The euro’s decline could be good for the European economy. A weaker exchange rate will make the eurozone’s exports more competitive and should encourage inflation, which has been persistently below the ECB’s target near 2%. But such trends are not all good news for consumers, who will see a rise in the cost of dollar-denominated imports like oil.

Launched in 1999, the single currency spent much of its early years below parity, falling to as low as 83 cents in 2000, when there was a strong U.S. economy and a weak one in Europe.

But the currency has traded above $1 since late 2002, climbing to a high of $1.60 as the U.S. struggled with the financial crisis in 2008.

Analysts were last predicting parity in early 2015, when the euro was dragged down by the ECB’s introduction of quantitative easing, a bond-buying program designed to push down interest rates.

That March, the euro fell to as low as $1.046. But U.S. interest-rate rises didn’t occur as fast as economists were predicting, puncturing the trade
Monetary policy divergence is once again driving the euro lower against the dollar.

Goldman Sachs expects one interest-rate increase soon from the Federal Reserve, followed by another three in 2017, and believes the ECB will extend its QE program to the end of 2017.

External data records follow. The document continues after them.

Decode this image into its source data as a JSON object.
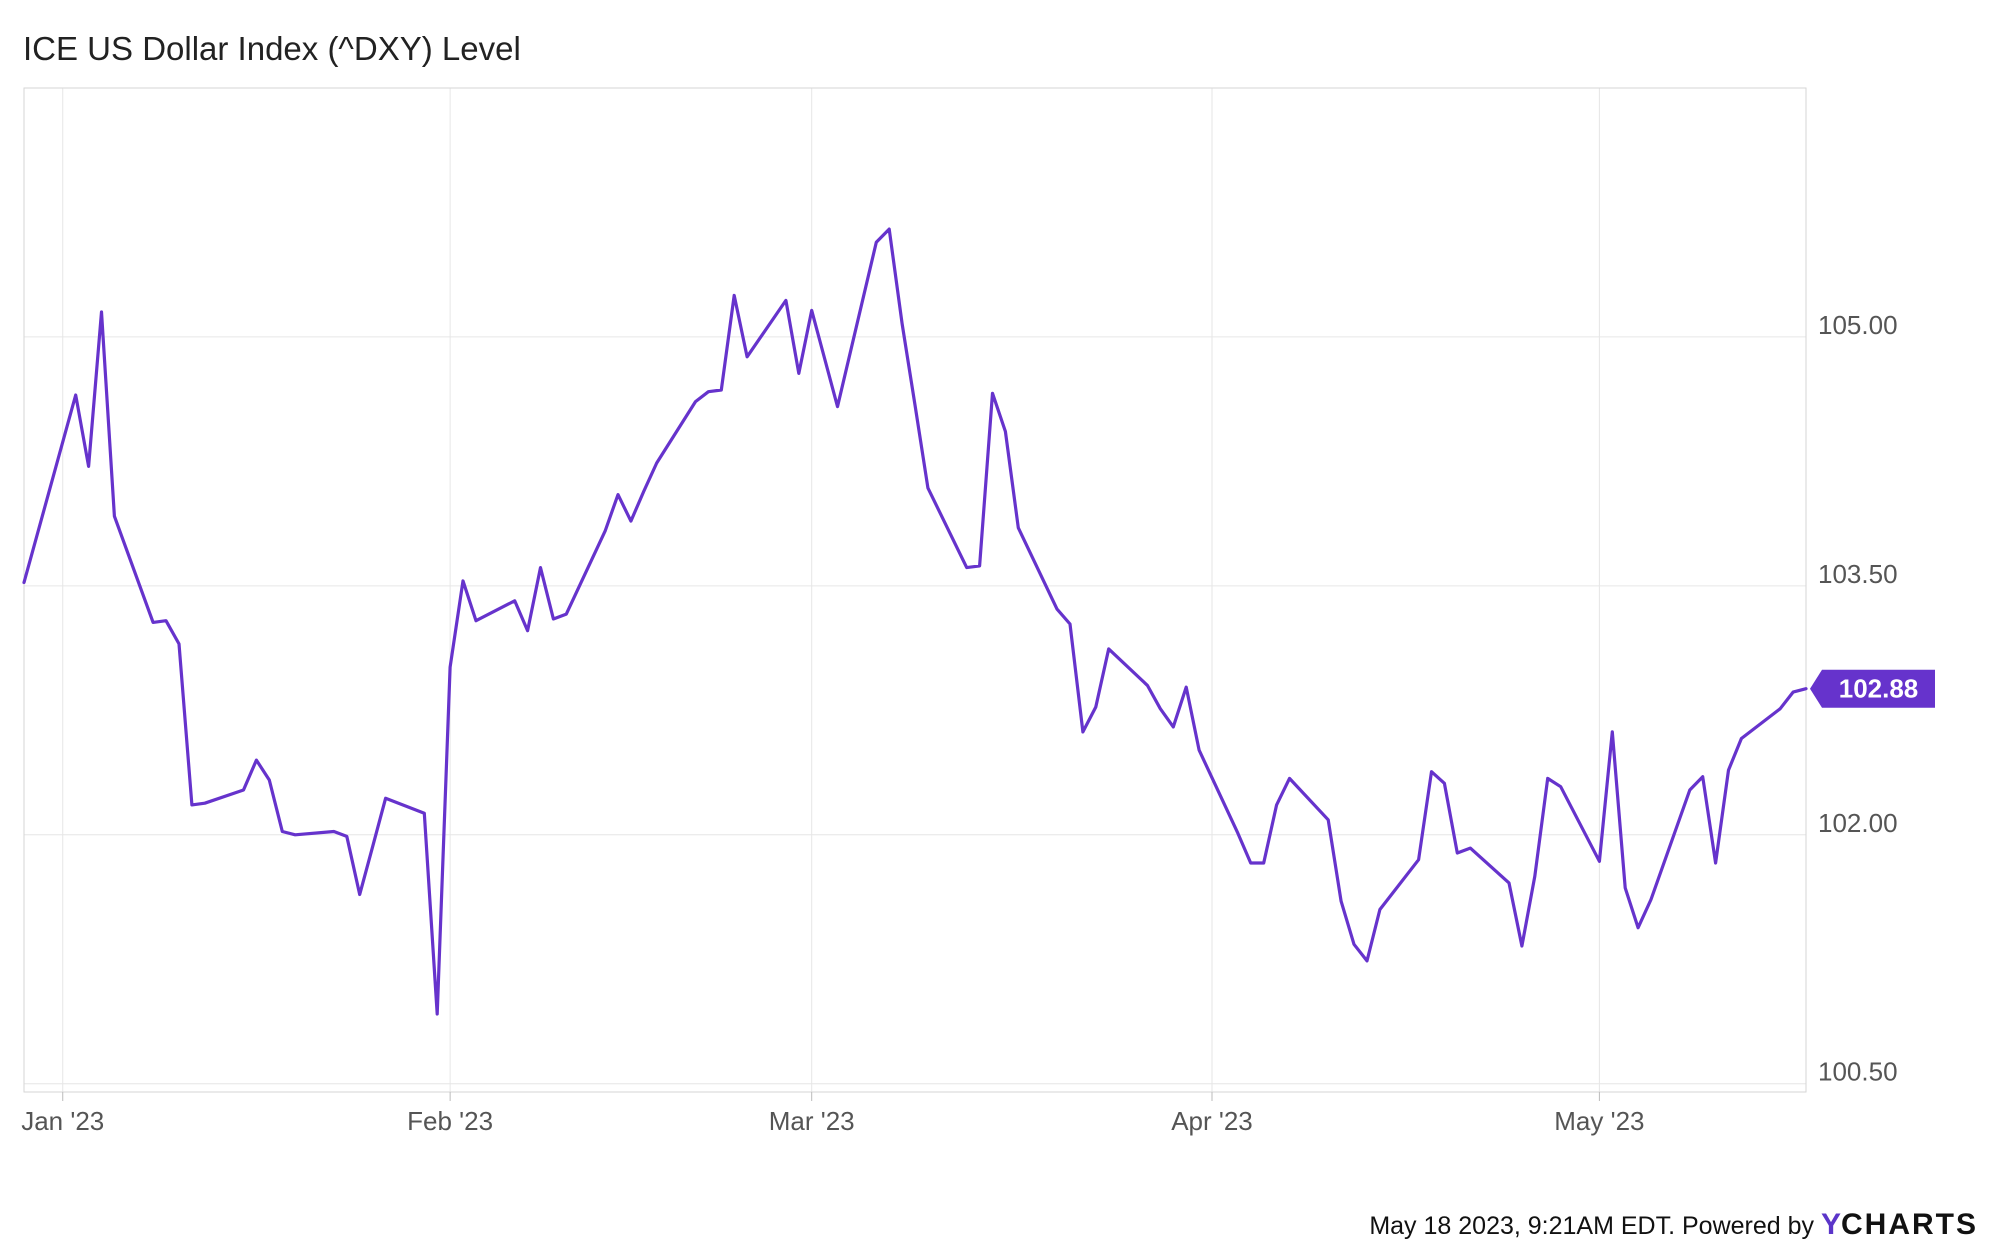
{
  "title": "ICE US Dollar Index (^DXY) Level",
  "footer": {
    "timestamp": "May 18 2023, 9:21AM EDT.",
    "powered_by": "Powered by",
    "brand_y": "Y",
    "brand_rest": "CHARTS"
  },
  "colors": {
    "line": "#6633cc",
    "label_bg": "#6633cc",
    "grid": "#e6e6e6",
    "frame": "#d6d6d6",
    "text": "#555555"
  },
  "chart_data": {
    "type": "line",
    "title": "ICE US Dollar Index (^DXY) Level",
    "x_tick_labels": [
      "Jan '23",
      "Feb '23",
      "Mar '23",
      "Apr '23",
      "May '23"
    ],
    "y_tick_labels": [
      "100.50",
      "102.00",
      "103.50",
      "105.00"
    ],
    "ylim": [
      100.45,
      106.5
    ],
    "grid": true,
    "last_value_label": "102.88",
    "series": [
      {
        "x": [
          "2022-12-30",
          "2023-01-03",
          "2023-01-04",
          "2023-01-05",
          "2023-01-06",
          "2023-01-09",
          "2023-01-10",
          "2023-01-11",
          "2023-01-12",
          "2023-01-13",
          "2023-01-16",
          "2023-01-17",
          "2023-01-18",
          "2023-01-19",
          "2023-01-20",
          "2023-01-23",
          "2023-01-24",
          "2023-01-25",
          "2023-01-26",
          "2023-01-27",
          "2023-01-30",
          "2023-01-31",
          "2023-02-01",
          "2023-02-02",
          "2023-02-03",
          "2023-02-06",
          "2023-02-07",
          "2023-02-08",
          "2023-02-09",
          "2023-02-10",
          "2023-02-13",
          "2023-02-14",
          "2023-02-15",
          "2023-02-16",
          "2023-02-17",
          "2023-02-20",
          "2023-02-21",
          "2023-02-22",
          "2023-02-23",
          "2023-02-24",
          "2023-02-27",
          "2023-02-28",
          "2023-03-01",
          "2023-03-02",
          "2023-03-03",
          "2023-03-06",
          "2023-03-07",
          "2023-03-08",
          "2023-03-09",
          "2023-03-10",
          "2023-03-13",
          "2023-03-14",
          "2023-03-15",
          "2023-03-16",
          "2023-03-17",
          "2023-03-20",
          "2023-03-21",
          "2023-03-22",
          "2023-03-23",
          "2023-03-24",
          "2023-03-27",
          "2023-03-28",
          "2023-03-29",
          "2023-03-30",
          "2023-03-31",
          "2023-04-03",
          "2023-04-04",
          "2023-04-05",
          "2023-04-06",
          "2023-04-07",
          "2023-04-10",
          "2023-04-11",
          "2023-04-12",
          "2023-04-13",
          "2023-04-14",
          "2023-04-17",
          "2023-04-18",
          "2023-04-19",
          "2023-04-20",
          "2023-04-21",
          "2023-04-24",
          "2023-04-25",
          "2023-04-26",
          "2023-04-27",
          "2023-04-28",
          "2023-05-01",
          "2023-05-02",
          "2023-05-03",
          "2023-05-04",
          "2023-05-05",
          "2023-05-08",
          "2023-05-09",
          "2023-05-10",
          "2023-05-11",
          "2023-05-12",
          "2023-05-15",
          "2023-05-16",
          "2023-05-17"
        ],
        "values": [
          103.52,
          104.65,
          104.22,
          105.15,
          103.92,
          103.28,
          103.29,
          103.15,
          102.18,
          102.19,
          102.27,
          102.45,
          102.33,
          102.02,
          102.0,
          102.02,
          101.99,
          101.64,
          101.93,
          102.22,
          102.13,
          100.92,
          103.01,
          103.53,
          103.29,
          103.41,
          103.23,
          103.61,
          103.3,
          103.33,
          103.83,
          104.05,
          103.89,
          104.07,
          104.24,
          104.61,
          104.67,
          104.68,
          105.25,
          104.88,
          105.22,
          104.78,
          105.16,
          104.87,
          104.58,
          105.57,
          105.65,
          105.08,
          104.59,
          104.09,
          103.61,
          103.62,
          104.66,
          104.43,
          103.85,
          103.36,
          103.27,
          102.62,
          102.77,
          103.12,
          102.9,
          102.76,
          102.65,
          102.89,
          102.51,
          102.01,
          101.83,
          101.83,
          102.18,
          102.34,
          102.09,
          101.6,
          101.34,
          101.24,
          101.55,
          101.85,
          102.38,
          102.31,
          101.89,
          101.92,
          101.71,
          101.33,
          101.75,
          102.34,
          102.29,
          101.84,
          102.62,
          101.68,
          101.44,
          101.61,
          102.27,
          102.35,
          101.83,
          102.39,
          102.58,
          102.76,
          102.86,
          102.88
        ]
      }
    ]
  }
}
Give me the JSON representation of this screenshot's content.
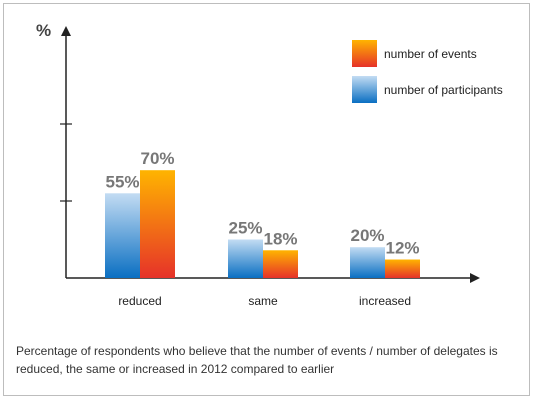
{
  "chart_data": {
    "type": "bar",
    "ylabel": "%",
    "categories": [
      "reduced",
      "same",
      "increased"
    ],
    "series": [
      {
        "name": "number of participants",
        "values": [
          55,
          25,
          20
        ],
        "labels": [
          "55%",
          "25%",
          "20%"
        ],
        "gradient": [
          "#0a6fc2",
          "#c3dcf3"
        ]
      },
      {
        "name": "number of events",
        "values": [
          70,
          18,
          12
        ],
        "labels": [
          "70%",
          "18%",
          "12%"
        ],
        "gradient": [
          "#e63229",
          "#ffb400"
        ]
      }
    ],
    "legend_order": [
      1,
      0
    ],
    "ylim": [
      0,
      100
    ],
    "legend_position": "top-right",
    "label_color": "#777777",
    "axis_color": "#222222"
  },
  "caption": "Percentage of respondents who believe that the number of events / number of delegates is reduced, the same or increased in 2012  compared to earlier"
}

But the current fall is also different from 2015’s big decline. Back then, the euro dropped against the currencies of almost all its major trading partners. This time, the euro is actually up 1.8% this year against a trade-weighted basket.

Not all strategists believe parity is destined. There are two actors in this trade, the euro and the dollar.

“A lot of good news has already been priced in for the U.S., possibly too much,” said Geoffrey Yu, head of the U.K. investment office at UBS Wealth Management, who also bet against parity in early 2015.

“If you just look at how the eurozone has performed in terms of data, things look better than they did the last time people were gunning for parity,” he said.

The eurozone economy has grown slowly but consistently for each of the last nine quarters, expanding by between 0.3% and 0.8% of GDP every three months.

Alongside interest-rate expectations, political risk is weighing on the currency.

“Both blades of the scissor are moving against the euro right now,” said Marc Chandler, a strategist at Brown Brothers Harriman in New York. “My view is that the currency goes to record lows.”

Europe has already witnessed one political earthquake this year, when the British surprised investors by voting to leave the European Union. Now, the eurozone’s political diary is full of potential market shocks.

Early next month, a constitutional referendum in Italy could sink the government of Prime Minister Matteo Renzi. The resignation of Mr. Renzi, one of Europe’s most reform-minded leaders, could freeze Italy’s economic overhaul and erase the meager growth the country has generated.

Also lining up are key elections in France, Germany and the Netherlands, all of which have seen populist right-wing parties gain support.

Investors “were surprised on Brexit, they were surprised on the U.S. election,” said Mark McCormick, head of North American foreign exchange strategy at TD Securities. “This time, they will want to be more cautious when it comes to Europe.”